European exporters have lobbied hard to extend the City's permit, which expires on June 30 after three years. Member states have five days to object to the commission's proposal to extend it until June 2028, but such opposition was not expected, officials said.
The commission said UK clearing houses were key to its plans to build a single market for savings and investment.
“Two houses (clearing houses in the UK) have been identified by the European Securities and Markets Authority as strategically important for the stability of the EU currency,” said Olof Gill, a spokesman for financial services, referring to LCH and ICE.
“The expansion of the equity decision is therefore necessary to avoid any risks to our financial stability in the short term, and to provide certainty and clarity to the participants of the EU financial markets,” he added.
But he added that Brussels is committed to building a competitive industry. Last year it adopted a revised European Market Infrastructure Regulation that will force EU banks to hold “active accounts” in EU-based clearing houses for some products, and if users meet minimum thresholds for others.
The regulation “contains measures that will improve the attractiveness and competitiveness of EU refinery markets. This will help reduce in the medium term the EU's over-reliance on UK housing,” said Gill.
Pascal Kerneis, of the European Services Forum, which represents service companies trading internationally, welcomed the move.
“It will give a clear view to the operators of the EU financial market in the medium term.

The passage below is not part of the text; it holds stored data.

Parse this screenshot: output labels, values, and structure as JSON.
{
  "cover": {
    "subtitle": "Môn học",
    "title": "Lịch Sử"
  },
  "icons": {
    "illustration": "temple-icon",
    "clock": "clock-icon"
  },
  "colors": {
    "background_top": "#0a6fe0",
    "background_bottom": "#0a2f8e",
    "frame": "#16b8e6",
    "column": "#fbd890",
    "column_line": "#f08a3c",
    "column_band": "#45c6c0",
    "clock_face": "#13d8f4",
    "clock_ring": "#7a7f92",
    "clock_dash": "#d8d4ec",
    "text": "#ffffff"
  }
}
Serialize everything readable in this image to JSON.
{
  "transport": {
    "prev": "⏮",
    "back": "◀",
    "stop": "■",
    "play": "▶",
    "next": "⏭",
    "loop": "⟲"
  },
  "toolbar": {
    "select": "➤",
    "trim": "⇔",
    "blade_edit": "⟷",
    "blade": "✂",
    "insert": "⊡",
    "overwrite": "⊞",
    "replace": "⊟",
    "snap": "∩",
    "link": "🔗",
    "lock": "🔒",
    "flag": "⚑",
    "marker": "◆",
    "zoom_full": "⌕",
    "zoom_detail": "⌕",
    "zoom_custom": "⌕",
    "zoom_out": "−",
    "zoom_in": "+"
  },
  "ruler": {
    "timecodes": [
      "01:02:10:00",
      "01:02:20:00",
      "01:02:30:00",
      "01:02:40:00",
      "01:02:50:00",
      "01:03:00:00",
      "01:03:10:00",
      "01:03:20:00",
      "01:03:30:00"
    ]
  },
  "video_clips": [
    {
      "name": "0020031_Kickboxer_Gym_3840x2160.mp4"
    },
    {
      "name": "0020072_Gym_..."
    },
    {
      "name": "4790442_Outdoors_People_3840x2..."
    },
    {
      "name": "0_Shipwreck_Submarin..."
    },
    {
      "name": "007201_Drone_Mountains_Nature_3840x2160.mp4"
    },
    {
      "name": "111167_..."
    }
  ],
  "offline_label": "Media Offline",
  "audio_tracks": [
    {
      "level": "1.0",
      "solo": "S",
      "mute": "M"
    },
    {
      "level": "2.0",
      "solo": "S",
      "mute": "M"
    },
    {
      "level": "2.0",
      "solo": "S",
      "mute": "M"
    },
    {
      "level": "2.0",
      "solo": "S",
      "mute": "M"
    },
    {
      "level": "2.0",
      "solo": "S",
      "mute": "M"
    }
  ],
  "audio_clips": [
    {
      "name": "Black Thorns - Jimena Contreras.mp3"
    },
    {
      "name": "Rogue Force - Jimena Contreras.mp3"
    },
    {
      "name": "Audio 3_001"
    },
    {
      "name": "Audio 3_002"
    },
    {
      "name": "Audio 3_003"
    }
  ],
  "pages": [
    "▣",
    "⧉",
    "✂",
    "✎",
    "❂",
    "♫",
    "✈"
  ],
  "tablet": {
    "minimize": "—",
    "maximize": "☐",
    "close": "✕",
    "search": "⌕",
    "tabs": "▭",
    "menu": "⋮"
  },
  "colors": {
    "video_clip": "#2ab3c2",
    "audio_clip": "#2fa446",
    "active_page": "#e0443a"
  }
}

“This would give a good political signal to 'reset' EU-UK relations,” he said.
The two sides have started talks to improve trade relations. UK Chancellor Rachel Reeves met her EU counterparts in December and asked them to drop barriers to City firms. He said they could boost the EU's growth by attracting international investment to the bloc.
Cleaning is only part of the financial services that have been given equity since Brexit.